3着はシゲルピンクダイヤ、距離を考えて後方からになるだろうという予想は当たったんですが、まさか3着まで持ってくるとは思いませんでした。終始後方で足を溜められたこともありますが、それでもこの馬自身平均バランスからややハイペースバランスくらいでは入っているので、まぁまぁの心肺機能を見せていますね。ただ良馬場ではこの距離は難しいと思います。

4着はシャドウディーヴァ、4コーナーで待たされてしまいましたね、あの一瞬の躊躇というか追い出しの遅れが3,4着の差かな~。もう少しスムースに直線に入っていればね。栗東滞在でしっかり好走してきたので、能力の高さは見せましたね。距離不安はありませんがこの後は休み明け3走目になるので、疲労の不安が出てきます。

5着がビーチサンバ、意表を突かれた逃げでしたが、どうも福永騎手は最初から決めていたような感じでしたね。前走の感じからもトップスピードの質では勝負にならないと考えたのだとしたら、今後の福永騎手は評価を上げるべきです。クロフネ産駒なので持続力は非常に高いので、そこで勝負するというのはとてもいいアイデアですね。こういうレースをしておくことが今後の布石になるので、5着とはいえとてもいいレースだったと思います。

なぜ距離不安のダイワメジャー産駒シゲルピンクダイヤが3着に来たのか。

まずダイワメジャー産駒の適性距離は1600mまで、この考えは変えるつもりはありません。これに追加して稍重以上に馬場が悪化した今回のようなケースを考えて行きたいと思います。これはクロフネの血を持つクロノジェネシス、ビーチサンバも共通です。

今回のラップを見て大きな中緩みと、後半は12秒以上のラップを続けていることが大きな特徴だと思います。このラップから考えると心肺機能は高いが筋持久力が低いのではないかという事です。筋持久力とは文字通り筋肉が連続して仕事ができる時間です、当然大きな力を発揮すれば稼働時間は短くなります。1回しか上げられない重量を、半分にしたら上げられる回数は増えますよね、良馬場で11秒台を連発できるのはマイルや1800mまでだが、稍重などの道悪で11秒台を出したくても出せない馬場になってしまえば、2000m以上でも走れてしまうのではないかと思います。
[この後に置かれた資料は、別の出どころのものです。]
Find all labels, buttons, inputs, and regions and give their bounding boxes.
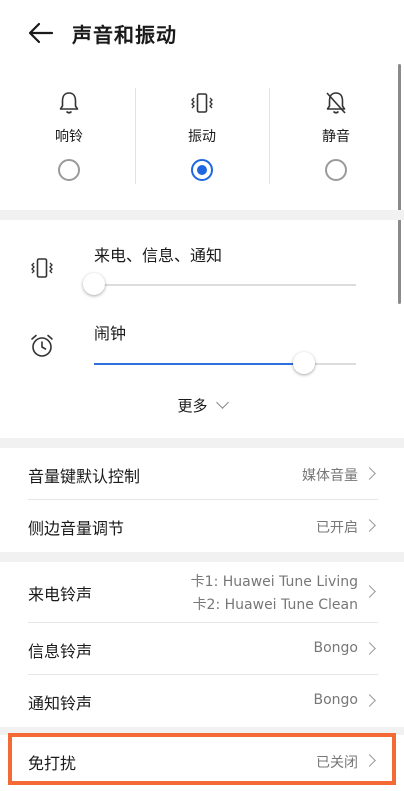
row-value-card2: 卡2: Huawei Tune Clean [192, 597, 358, 613]
row-label: 来电铃声 [28, 585, 93, 604]
page-title: 声音和振动 [72, 23, 177, 47]
mode-silent-label: 静音 [322, 129, 350, 145]
mode-vibrate[interactable]: 振动 [135, 84, 269, 188]
vibrate-icon [191, 93, 213, 113]
row-value: Bongo [313, 640, 359, 656]
bell-off-icon [326, 92, 346, 114]
divider [269, 88, 270, 184]
mode-vibrate-label: 振动 [188, 129, 216, 145]
chevron-right-icon [363, 694, 376, 707]
mode-ring-label: 响铃 [55, 129, 83, 145]
more-label: 更多 [177, 397, 208, 415]
section-gap [0, 210, 404, 220]
alarm-clock-icon [31, 334, 53, 357]
row-value: 媒体音量 [302, 468, 358, 484]
mode-ring-radio[interactable] [58, 159, 80, 181]
chevron-right-icon [363, 642, 376, 655]
ringtone-volume-slider[interactable] [83, 273, 356, 295]
section-gap [0, 438, 404, 448]
row-label: 侧边音量调节 [28, 519, 125, 538]
notification-ringtone-row[interactable]: 通知铃声 Bongo [0, 675, 404, 727]
volume-key-control-row[interactable]: 音量键默认控制 媒体音量 [0, 448, 404, 500]
alarm-volume-label: 闹钟 [94, 324, 127, 343]
vibrate-icon [31, 258, 53, 278]
section-gap [0, 552, 404, 562]
bell-icon [59, 92, 79, 114]
row-label: 信息铃声 [28, 642, 93, 661]
row-value-card1: 卡1: Huawei Tune Living [190, 574, 358, 590]
row-value: Bongo [313, 692, 359, 708]
alarm-volume-slider[interactable] [94, 352, 356, 374]
divider [135, 88, 136, 184]
chevron-right-icon [363, 519, 376, 532]
row-value: 已开启 [316, 520, 358, 536]
chevron-right-icon [363, 467, 376, 480]
chevron-down-icon [215, 396, 229, 409]
arrow-left-icon[interactable] [26, 18, 56, 48]
slider-thumb[interactable] [292, 352, 315, 374]
message-ringtone-row[interactable]: 信息铃声 Bongo [0, 623, 404, 675]
mode-silent[interactable]: 静音 [269, 84, 403, 188]
slider-thumb[interactable] [83, 273, 105, 295]
more-button[interactable]: 更多 [0, 395, 404, 416]
sound-mode-selector: 响铃 振动 静音 [0, 84, 404, 188]
call-ringtone-row[interactable]: 来电铃声 卡1: Huawei Tune Living 卡2: Huawei T… [0, 562, 404, 622]
row-label: 通知铃声 [28, 694, 93, 713]
side-volume-row[interactable]: 侧边音量调节 已开启 [0, 500, 404, 552]
mode-ring[interactable]: 响铃 [2, 84, 136, 188]
chevron-right-icon [363, 585, 376, 598]
mode-silent-radio[interactable] [325, 159, 347, 181]
highlight-box [8, 733, 396, 785]
slider-fill [94, 363, 304, 365]
ringtone-volume-label: 来电、信息、通知 [94, 246, 223, 265]
mode-vibrate-radio[interactable] [191, 159, 213, 181]
row-label: 音量键默认控制 [28, 467, 141, 486]
header: 声音和振动 [0, 0, 404, 66]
最初に気持ちの悪い馬だな~っと思ったのが、ロードヴァンドールで3000mの阪神大賞典で3着しているんですよね、ダイワメジャー産駒で3000mを3着ってとても気味が悪かったです。でも考えてみればこの時の阪神大賞典は稍重で後半1度も11秒台に入らない流れでした、つまり高出力を長時間求められたわけではなく、心肺機能に依存したレースになっていたんだと思います。

みややの個人的評価として、ダイワメジャー、クロフネの血を持つ馬の評価は、<距離適正マイルまでで1800mはギリギリ。ただし稍重などの道悪になり速いラップを求められないようであれば、距離適正にこだわる必要はない>としておきます。

馬券の方は大外れ、シェーングランツはスタート直後に諦めましたが、ダノンファンタジーは4コーナーから直線入り口では何とかなるかと思いました、しかし川田君の言う通り馬場が合っていなかった感じですね。サンプルが少なく道悪適性を見抜けませんでした。